J'ai bien aimé, bon malgré le fait qu'ils prennent quand même des précautions pour ne pas être seul ils arrivent a se faire 1V2 tranquille contre 1 seul mec. Bon il y a juste ça qui me chiffonné un peu, mais sinon l'histoire est bien ficelé, on peut deviner un petit peu l'alibi du tueur. Les scènes sont bien, fait, et assez accrocheur.
Le côté nanar de ce slasher est assez divertissant et drôle mais ça reste nul. C’est vraiment Scream version cheap. Il y a cependant quelques qualités comme la faculté à nous perdre dans la géographie du tueur ou de la proie. Pas grand chose d’autre à se mettre sous la dent. Je n’aime pas ce concept d’être gore pour rien et cela ne sert en aucun cas l’écriture, trop simpliste. J’ai quand même bien rigolé. 9/20
Une introduction vraiment réussi dans sa mise en scène et dans ce qu'elle apporte. Elle nous met directement face à la violence du récit et se paye le luxe d'avoir une grande liste de candidats potentiels pour le massacre à venir.
Dans un mélange entre Scream et Souviens-toi l'été dernier l'effet de surprise est inefficace mais Thanksgiving mise tout dans la boucherie organisé.
Cependant, je n'ai pas été conquis par l'antagoniste qui manque cruellement de crédibilité Pas le slasher qui révolutionne le genre mais ça reste un moment plaisant pour les fans d'hémoglobine.

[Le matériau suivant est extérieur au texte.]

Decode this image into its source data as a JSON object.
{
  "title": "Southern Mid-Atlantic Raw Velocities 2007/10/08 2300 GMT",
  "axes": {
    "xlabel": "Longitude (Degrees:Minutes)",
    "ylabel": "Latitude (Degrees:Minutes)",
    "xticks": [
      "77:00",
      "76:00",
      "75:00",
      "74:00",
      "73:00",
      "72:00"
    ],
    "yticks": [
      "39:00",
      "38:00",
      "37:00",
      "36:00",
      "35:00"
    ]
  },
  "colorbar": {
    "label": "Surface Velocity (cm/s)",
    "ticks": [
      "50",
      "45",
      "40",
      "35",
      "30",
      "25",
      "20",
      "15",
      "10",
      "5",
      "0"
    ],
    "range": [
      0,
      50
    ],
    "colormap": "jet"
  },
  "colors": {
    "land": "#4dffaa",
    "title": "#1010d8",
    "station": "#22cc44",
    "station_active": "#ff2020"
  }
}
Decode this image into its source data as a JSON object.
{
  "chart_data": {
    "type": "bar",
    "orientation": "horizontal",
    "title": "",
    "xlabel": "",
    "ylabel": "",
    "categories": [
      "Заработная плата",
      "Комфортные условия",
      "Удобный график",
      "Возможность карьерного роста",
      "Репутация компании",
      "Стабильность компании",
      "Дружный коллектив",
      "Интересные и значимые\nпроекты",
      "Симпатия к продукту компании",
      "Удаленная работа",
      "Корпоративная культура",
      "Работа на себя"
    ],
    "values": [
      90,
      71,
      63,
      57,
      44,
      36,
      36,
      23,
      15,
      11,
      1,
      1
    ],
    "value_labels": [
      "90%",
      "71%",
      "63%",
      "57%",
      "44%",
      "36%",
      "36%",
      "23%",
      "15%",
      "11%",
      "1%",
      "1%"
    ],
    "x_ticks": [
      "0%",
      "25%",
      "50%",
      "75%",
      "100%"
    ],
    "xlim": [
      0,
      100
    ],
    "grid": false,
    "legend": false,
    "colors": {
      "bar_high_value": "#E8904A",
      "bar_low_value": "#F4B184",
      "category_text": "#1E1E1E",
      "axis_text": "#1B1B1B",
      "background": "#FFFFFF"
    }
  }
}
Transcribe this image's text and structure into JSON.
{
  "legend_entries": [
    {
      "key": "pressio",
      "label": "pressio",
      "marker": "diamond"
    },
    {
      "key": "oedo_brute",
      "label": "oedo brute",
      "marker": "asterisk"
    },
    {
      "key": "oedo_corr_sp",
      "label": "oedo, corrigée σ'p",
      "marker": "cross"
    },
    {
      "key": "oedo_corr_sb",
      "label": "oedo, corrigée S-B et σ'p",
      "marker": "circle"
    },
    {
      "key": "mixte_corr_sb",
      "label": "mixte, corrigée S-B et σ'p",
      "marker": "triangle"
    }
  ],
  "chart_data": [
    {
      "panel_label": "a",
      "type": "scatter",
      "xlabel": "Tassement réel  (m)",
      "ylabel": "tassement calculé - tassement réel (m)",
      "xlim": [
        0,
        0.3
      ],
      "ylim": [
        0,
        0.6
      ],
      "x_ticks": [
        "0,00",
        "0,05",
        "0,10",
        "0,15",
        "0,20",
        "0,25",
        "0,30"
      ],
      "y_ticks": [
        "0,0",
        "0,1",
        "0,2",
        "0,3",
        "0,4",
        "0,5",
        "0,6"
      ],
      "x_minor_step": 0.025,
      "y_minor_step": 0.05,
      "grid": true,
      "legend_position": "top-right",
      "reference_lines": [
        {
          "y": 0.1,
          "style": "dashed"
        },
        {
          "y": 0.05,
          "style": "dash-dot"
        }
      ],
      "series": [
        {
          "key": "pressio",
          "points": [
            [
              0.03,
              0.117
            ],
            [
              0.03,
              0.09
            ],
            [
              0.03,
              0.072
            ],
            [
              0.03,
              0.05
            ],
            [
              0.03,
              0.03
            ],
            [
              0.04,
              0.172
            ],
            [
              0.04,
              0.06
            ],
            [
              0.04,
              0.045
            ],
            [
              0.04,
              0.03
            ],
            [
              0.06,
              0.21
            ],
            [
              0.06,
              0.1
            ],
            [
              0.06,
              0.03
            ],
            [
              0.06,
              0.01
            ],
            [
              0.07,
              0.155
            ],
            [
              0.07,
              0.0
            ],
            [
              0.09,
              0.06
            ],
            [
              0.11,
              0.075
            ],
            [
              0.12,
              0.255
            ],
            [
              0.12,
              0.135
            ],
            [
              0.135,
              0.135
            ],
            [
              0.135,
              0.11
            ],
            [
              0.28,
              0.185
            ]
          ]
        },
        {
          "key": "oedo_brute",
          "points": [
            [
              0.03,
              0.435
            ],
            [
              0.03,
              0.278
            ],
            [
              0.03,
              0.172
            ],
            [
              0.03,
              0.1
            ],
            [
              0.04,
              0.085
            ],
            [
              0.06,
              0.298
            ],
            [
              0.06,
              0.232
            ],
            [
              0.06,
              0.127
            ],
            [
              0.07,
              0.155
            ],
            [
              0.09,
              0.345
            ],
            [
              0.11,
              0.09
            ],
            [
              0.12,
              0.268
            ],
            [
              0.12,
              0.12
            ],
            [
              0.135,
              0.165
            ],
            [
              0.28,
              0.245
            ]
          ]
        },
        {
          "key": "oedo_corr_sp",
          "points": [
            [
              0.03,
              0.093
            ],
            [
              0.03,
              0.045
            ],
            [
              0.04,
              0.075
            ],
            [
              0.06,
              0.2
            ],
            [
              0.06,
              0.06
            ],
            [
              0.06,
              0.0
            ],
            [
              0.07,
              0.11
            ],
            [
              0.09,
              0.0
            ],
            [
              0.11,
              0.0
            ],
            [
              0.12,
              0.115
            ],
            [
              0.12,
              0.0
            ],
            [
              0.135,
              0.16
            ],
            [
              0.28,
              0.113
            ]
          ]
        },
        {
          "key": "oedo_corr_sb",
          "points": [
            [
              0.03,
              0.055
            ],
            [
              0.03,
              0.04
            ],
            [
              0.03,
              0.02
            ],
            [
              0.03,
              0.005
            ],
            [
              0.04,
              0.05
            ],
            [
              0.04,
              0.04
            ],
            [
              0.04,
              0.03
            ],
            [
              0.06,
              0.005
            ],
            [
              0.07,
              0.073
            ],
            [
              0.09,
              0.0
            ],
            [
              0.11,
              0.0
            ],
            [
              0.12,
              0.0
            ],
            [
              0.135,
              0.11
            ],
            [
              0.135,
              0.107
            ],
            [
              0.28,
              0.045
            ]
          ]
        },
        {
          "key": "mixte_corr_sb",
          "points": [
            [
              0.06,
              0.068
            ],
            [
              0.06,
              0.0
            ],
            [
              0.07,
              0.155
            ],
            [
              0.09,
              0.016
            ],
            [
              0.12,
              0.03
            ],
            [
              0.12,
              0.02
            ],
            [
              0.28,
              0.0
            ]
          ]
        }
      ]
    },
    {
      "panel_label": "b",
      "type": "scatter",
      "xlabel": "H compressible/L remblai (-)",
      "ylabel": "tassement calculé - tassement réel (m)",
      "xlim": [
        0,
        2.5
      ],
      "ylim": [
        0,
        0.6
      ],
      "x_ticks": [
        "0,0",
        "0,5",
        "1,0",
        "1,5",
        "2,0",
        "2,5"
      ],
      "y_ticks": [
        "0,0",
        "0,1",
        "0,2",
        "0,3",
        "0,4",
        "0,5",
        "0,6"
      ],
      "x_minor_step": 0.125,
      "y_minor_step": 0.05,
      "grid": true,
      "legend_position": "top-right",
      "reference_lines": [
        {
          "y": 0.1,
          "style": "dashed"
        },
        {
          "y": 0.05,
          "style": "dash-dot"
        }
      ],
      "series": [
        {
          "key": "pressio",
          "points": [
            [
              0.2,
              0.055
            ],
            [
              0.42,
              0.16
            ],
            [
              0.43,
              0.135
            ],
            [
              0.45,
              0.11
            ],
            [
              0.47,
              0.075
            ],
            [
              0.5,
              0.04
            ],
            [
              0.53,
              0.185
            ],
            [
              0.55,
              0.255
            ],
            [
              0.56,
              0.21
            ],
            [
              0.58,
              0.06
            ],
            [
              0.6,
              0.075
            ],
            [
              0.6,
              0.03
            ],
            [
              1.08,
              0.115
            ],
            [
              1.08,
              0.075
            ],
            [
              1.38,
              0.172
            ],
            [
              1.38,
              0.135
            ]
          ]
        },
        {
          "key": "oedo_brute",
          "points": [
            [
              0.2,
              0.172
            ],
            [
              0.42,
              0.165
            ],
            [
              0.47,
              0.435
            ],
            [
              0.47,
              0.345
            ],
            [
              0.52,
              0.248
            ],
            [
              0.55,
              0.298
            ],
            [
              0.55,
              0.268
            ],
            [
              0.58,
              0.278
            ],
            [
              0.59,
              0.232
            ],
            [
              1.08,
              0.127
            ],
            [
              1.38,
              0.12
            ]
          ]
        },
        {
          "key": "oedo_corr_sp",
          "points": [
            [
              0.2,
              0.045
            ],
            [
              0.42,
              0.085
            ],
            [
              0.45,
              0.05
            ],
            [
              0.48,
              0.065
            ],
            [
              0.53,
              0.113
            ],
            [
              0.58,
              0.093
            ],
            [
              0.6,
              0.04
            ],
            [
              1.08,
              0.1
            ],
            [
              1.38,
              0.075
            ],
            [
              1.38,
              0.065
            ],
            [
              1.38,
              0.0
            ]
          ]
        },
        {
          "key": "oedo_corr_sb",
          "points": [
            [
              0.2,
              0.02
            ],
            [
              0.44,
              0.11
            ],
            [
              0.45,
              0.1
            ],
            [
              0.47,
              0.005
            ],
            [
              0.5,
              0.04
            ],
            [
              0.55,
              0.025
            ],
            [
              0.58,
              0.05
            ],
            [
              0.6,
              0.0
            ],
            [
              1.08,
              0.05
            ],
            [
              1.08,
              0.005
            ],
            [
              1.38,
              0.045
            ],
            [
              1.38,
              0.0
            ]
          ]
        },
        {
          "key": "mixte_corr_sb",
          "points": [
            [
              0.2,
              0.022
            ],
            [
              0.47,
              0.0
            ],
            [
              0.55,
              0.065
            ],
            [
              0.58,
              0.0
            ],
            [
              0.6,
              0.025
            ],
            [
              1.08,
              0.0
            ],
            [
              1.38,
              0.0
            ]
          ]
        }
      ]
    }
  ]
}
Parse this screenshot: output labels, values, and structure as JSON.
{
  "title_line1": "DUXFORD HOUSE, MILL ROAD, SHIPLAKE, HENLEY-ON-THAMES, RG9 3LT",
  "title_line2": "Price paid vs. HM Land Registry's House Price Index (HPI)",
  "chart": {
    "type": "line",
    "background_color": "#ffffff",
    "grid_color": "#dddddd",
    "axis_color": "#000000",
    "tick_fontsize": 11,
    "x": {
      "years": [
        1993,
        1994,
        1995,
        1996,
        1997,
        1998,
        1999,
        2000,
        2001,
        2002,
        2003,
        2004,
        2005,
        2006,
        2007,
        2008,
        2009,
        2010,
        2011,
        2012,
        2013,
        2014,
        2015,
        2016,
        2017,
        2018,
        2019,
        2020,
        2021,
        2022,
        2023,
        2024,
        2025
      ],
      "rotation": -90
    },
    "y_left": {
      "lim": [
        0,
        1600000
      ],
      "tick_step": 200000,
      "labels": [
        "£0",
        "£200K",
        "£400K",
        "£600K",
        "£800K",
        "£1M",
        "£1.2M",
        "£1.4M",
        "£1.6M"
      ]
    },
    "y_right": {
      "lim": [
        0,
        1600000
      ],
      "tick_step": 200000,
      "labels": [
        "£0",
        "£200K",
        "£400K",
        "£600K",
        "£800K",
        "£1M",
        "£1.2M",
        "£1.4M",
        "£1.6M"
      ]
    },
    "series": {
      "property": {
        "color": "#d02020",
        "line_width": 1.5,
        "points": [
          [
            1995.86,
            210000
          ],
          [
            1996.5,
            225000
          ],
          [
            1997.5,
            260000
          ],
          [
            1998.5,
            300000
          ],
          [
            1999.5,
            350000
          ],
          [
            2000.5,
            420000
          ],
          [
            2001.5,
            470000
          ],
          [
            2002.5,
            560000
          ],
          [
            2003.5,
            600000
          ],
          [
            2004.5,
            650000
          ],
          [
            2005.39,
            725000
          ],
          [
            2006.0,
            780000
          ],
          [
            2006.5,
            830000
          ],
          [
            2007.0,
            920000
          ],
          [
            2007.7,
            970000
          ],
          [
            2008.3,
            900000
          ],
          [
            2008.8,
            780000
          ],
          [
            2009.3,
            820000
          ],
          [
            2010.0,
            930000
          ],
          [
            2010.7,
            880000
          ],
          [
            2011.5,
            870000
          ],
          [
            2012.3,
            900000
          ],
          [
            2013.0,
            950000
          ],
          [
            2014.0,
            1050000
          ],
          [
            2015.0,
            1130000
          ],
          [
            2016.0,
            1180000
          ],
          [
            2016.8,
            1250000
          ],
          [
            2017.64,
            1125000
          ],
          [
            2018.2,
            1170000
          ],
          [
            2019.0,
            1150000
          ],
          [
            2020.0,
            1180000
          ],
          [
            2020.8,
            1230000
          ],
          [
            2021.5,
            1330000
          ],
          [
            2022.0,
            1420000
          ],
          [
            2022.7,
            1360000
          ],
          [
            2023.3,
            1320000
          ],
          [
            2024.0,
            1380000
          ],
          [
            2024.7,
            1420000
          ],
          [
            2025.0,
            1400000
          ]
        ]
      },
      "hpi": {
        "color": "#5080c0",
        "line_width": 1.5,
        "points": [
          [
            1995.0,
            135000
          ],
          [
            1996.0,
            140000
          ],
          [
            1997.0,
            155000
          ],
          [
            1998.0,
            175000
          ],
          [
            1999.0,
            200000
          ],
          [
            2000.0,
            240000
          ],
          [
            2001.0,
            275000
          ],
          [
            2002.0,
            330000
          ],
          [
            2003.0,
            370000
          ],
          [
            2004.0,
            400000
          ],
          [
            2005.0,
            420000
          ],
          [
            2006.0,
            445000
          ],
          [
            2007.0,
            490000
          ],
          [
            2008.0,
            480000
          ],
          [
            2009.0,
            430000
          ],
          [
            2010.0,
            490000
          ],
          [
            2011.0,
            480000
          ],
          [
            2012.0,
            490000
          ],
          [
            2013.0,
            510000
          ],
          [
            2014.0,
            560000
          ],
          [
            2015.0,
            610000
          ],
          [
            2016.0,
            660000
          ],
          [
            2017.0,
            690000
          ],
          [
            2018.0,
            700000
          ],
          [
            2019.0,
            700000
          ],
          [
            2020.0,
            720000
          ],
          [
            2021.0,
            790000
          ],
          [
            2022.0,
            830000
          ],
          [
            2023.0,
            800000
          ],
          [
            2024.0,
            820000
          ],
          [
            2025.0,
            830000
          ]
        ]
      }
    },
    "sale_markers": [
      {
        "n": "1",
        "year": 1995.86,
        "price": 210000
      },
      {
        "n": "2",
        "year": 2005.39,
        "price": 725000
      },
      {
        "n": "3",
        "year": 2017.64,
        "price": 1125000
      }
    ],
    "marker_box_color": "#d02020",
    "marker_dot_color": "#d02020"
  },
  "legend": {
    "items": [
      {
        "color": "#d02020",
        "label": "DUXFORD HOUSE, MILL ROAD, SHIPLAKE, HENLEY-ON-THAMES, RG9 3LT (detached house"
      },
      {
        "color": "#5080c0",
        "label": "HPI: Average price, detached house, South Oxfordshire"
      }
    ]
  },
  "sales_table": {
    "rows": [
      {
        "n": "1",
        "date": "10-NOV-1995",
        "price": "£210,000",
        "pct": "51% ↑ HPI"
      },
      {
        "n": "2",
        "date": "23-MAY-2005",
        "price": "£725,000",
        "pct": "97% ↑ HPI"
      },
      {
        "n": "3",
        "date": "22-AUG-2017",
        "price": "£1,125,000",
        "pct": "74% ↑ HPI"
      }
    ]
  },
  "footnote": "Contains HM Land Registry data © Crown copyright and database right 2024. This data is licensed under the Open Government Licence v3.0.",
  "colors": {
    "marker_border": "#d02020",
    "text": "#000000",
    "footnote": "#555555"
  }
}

Réalisé par Eli Roth, "Thanksgiving, la semaine de l'horreur" (2023) est un slasher ayant reçu les éloges de la critique. Et l'on se demande bien pourquoi...A vrai dire, si ce que vous souhaitez voir est uniquement du gore, du sanguinolent et du sadisme, ce film est fait pour vous : vous allez être servi...Peut-être même jusqu'à l'indigestion. Mais si vous recherchez quelque chose de plus subtil, mieux vaut passer votre chemin. Ce Thanksgiving fort indigeste coche presque toutes les cases du mauvais film d'horreur : absence d'originalité, interprétation et réalisation (très) médiocres, personnages creux et dialogues inspides...Sans oublier les incohérences scénaristiques qui atteignent ici un sommet : le scénariste a-t-il relu son script ? On peut se poser la question, mais ce nanar racoleur semble avoir pour unique but d'accumuler les outrances proches du torture porn. Il est également permis de se demander pourquoi la critique contemporaine encense des navets tout en ignorant des grands films...
Je vois des critiques positives comparant avec scream. Franchement cela n’arrive pas pas à la cheville : la scène du supermarché montre les limites du genre avec du gore ridicule. Regardez plutôt la première trilogie Scream.